Fatah accused Hamas of returning the “Israeli occupation” to Gaza through its “October 7 adventure,” calling this a worse catastrophe than that caused by the establishment of Israel in 1948.
Abbas appointed Mohammad Mustafa, a long-trusted adviser on economic affairs, as prime minister on Thursday and tasked him with forming a new government.
But the factions said in a statement Friday that “making individual decisions, and engaging in formal steps that are devoid of substance, like forming a new government without national consensus, is a reinforcement of a policy of exclusion and the deepening of division.”
Such steps point to a “huge gap between the (Palestinian) Authority and the people, their concerns and their aspirations,” they said.
The other signatories were Islamic Jihad, the second-largest terrorist group in Gaza, the Popular Front for the Liberation of Palestine and the Palestinian National Initiative, a political party that seeks a third way between Fatah and Hamas.

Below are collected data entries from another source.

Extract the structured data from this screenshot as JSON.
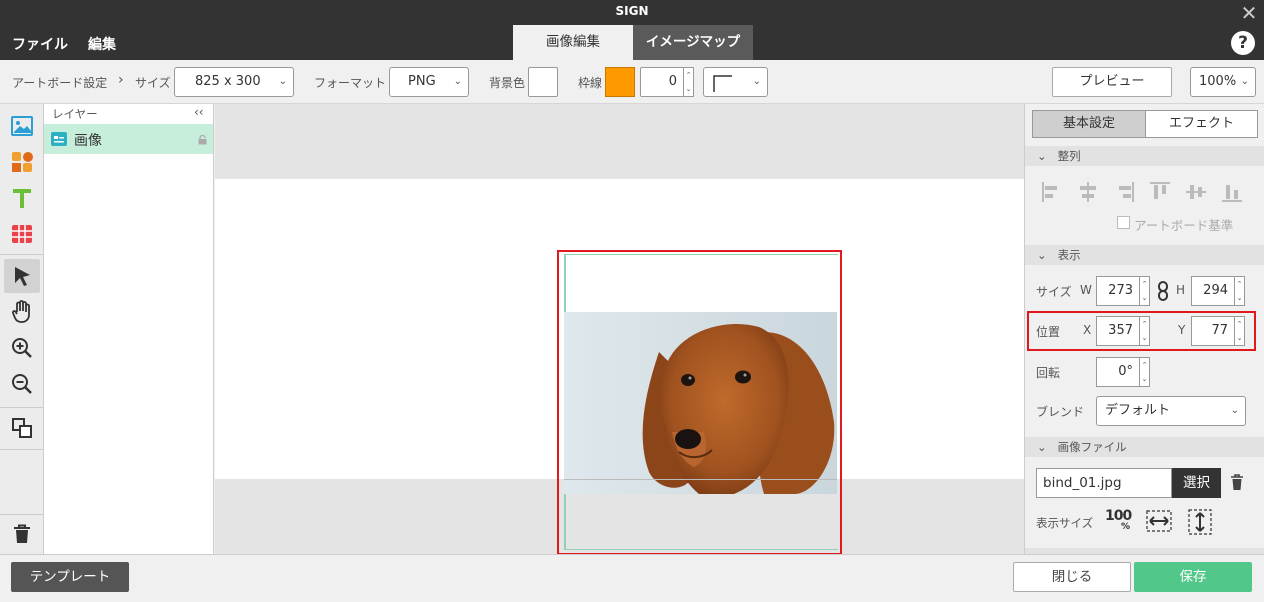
{
  "app": {
    "title": "SIGN",
    "close_glyph": "✕"
  },
  "menu": {
    "file": "ファイル",
    "edit": "編集"
  },
  "tabs": {
    "image_edit": "画像編集",
    "image_map": "イメージマップ"
  },
  "help_glyph": "?",
  "toolbar": {
    "artboard_settings": "アートボード設定",
    "arrow": "›",
    "size_label": "サイズ",
    "size_value": "825 x 300",
    "format_label": "フォーマット",
    "format_value": "PNG",
    "bg_color_label": "背景色",
    "bg_color": "#ffffff",
    "border_label": "枠線",
    "border_color": "#ff9900",
    "border_width": "0",
    "preview_button": "プレビュー",
    "zoom_value": "100%"
  },
  "layers": {
    "header": "レイヤー",
    "collapse_glyph": "‹‹",
    "items": [
      {
        "label": "画像"
      }
    ]
  },
  "right": {
    "tabs": {
      "basic": "基本設定",
      "effect": "エフェクト"
    },
    "align": {
      "header": "整列",
      "artboard_basis": "アートボード基準"
    },
    "display": {
      "header": "表示",
      "size_label": "サイズ",
      "w_label": "W",
      "w_value": "273",
      "h_label": "H",
      "h_value": "294",
      "position_label": "位置",
      "x_label": "X",
      "x_value": "357",
      "y_label": "Y",
      "y_value": "77",
      "rotation_label": "回転",
      "rotation_value": "0°",
      "blend_label": "ブレンド",
      "blend_value": "デフォルト"
    },
    "image_file": {
      "header": "画像ファイル",
      "filename": "bind_01.jpg",
      "select_button": "選択",
      "display_size_label": "表示サイズ",
      "size_100": "100",
      "size_pct": "%"
    }
  },
  "bottom": {
    "template_button": "テンプレート",
    "close_button": "閉じる",
    "save_button": "保存"
  },
  "colors": {
    "accent_green": "#52c78a",
    "selection_red": "#e0191e",
    "dark": "#333333",
    "layer_selected": "#c6eedb"
  },
  "icons": [
    "image-icon",
    "shapes-icon",
    "text-icon",
    "table-icon",
    "pointer-icon",
    "hand-icon",
    "zoom-in-icon",
    "zoom-out-icon",
    "arrange-icon",
    "trash-icon",
    "lock-icon",
    "link-icon"
  ]
}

Mustafa replaces Mohammed Shtayyeh, who resigned less than three weeks ago, citing the need for change after the Hamas onslaught of October 7 triggered the war in Gaza.
Mustafa accepted the appointment and said in a letter to Abbas published on Friday that he was “well aware of the severity of the… dire circumstances that the Palestinian people are going through.”

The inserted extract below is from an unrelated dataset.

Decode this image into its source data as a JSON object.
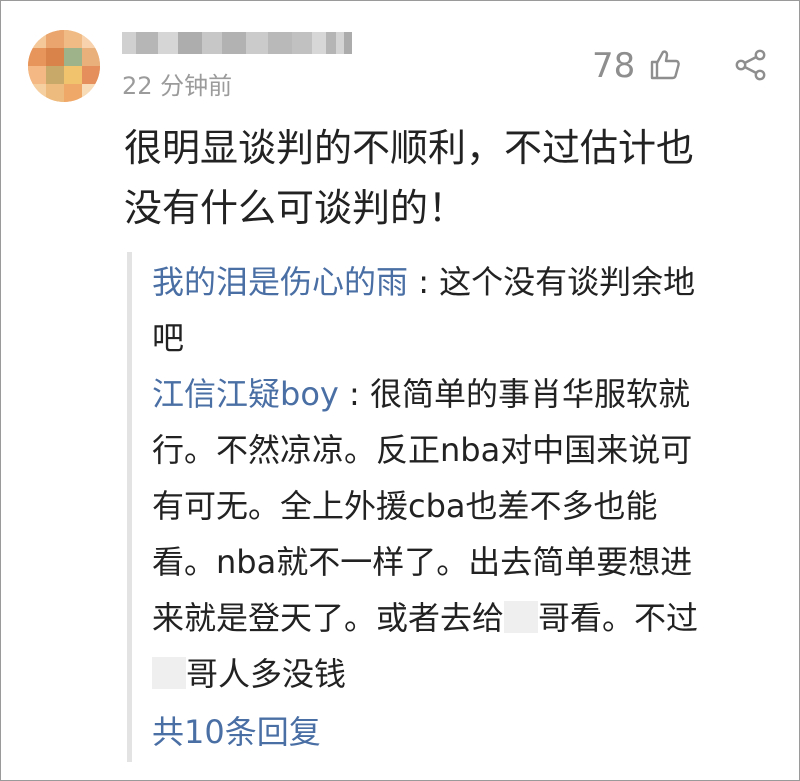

Fatah hit back at Hamas late Friday, accusing the Islamist terror movement in a statement of “having caused the return of the Israeli occupation of Gaza” by “undertaking the October 7 adventure.”
This led to a “catastrophe even more horrible and cruel than that of 1948,” they said.

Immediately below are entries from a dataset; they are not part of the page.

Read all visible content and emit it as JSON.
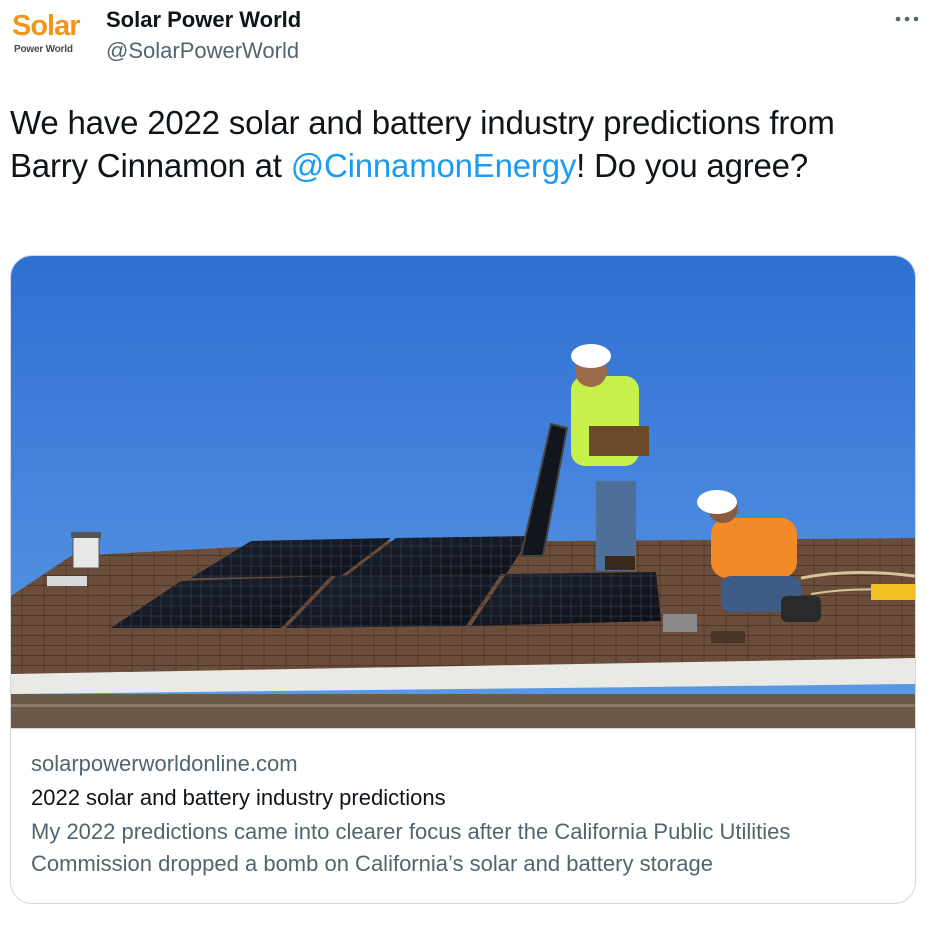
{
  "author": {
    "logo_main": "Solar",
    "logo_sub": "Power World",
    "display_name": "Solar Power World",
    "handle": "@SolarPowerWorld"
  },
  "menu": {
    "icon": "more-horizontal-icon"
  },
  "tweet": {
    "text_before": "We have 2022 solar and battery industry predictions from Barry Cinnamon at ",
    "mention": "@CinnamonEnergy",
    "text_after": "! Do you agree?"
  },
  "card": {
    "domain": "solarpowerworldonline.com",
    "title": "2022 solar and battery industry predictions",
    "description": "My 2022 predictions came into clearer focus after the California Public Utilities Commission dropped a bomb on California’s solar and battery storage"
  },
  "colors": {
    "link": "#1d9bf0",
    "secondary_text": "#536471",
    "primary_text": "#0f1419",
    "logo_orange": "#f0961e",
    "border": "#cfd9de"
  }
}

“The real disconnection from reality and the Palestinian people is that of the Hamas leadership,” said Fatah, bitterly deriding Hamas for failing to “consult” with the rest of the Palestinian leadership before launching its attack on Israel.
It also charged Hamas with negotiating with Israel in an effort to obtain “guarantees for its leaders’ personal security.”
During the October 7 attack, Hamas terrorists stormed into southern Israel under the cover of thousands of rockets, and murdered around 1,200 people, mostly civilians. In addition, terrorists abducted 253 people and took them as hostages to Gaza.
The onslaught led to a declaration of war by Israel. The Hamas-run health ministry in Gaza claims that almost 31,000 Palestinians have been killed in the fighting, but the number cannot be independently verified as it is believed to include both Hamas terrorists and civilians, some of whom were killed as a consequence of the terror group’s own rocket misfires.
The IDF says it has killed over 13,000 terrorists in Gaza, in addition to some 1,000 who were killed inside Israel on and immediately following October 7.
Mustafa, 69, now faces the task of forming a new government for the Palestinian Authority, which has limited powers in parts of the West Bank.
Analysts have said Mustafa’s closeness to Abbas would limit chances for major reform of the Palestinian Authority.
The United States and other powers have called for a reformed Palestinian Authority to take charge of all Palestinian territories after the war ends as Prime Minister Benjamin Netanyahu’s government has rejected post-war plans for Palestinian sovereignty and has refused to hand the Gaza Strip to the PA.
Arab and international efforts have so far failed to reconcile Hamas and Fatah, which makes the backbone of the PA, since the Hamas 2007 takeover of Gaza, a move that reduced Abbas’s authority to the West Bank.
Palestinians want both territories as the core of a future independent state.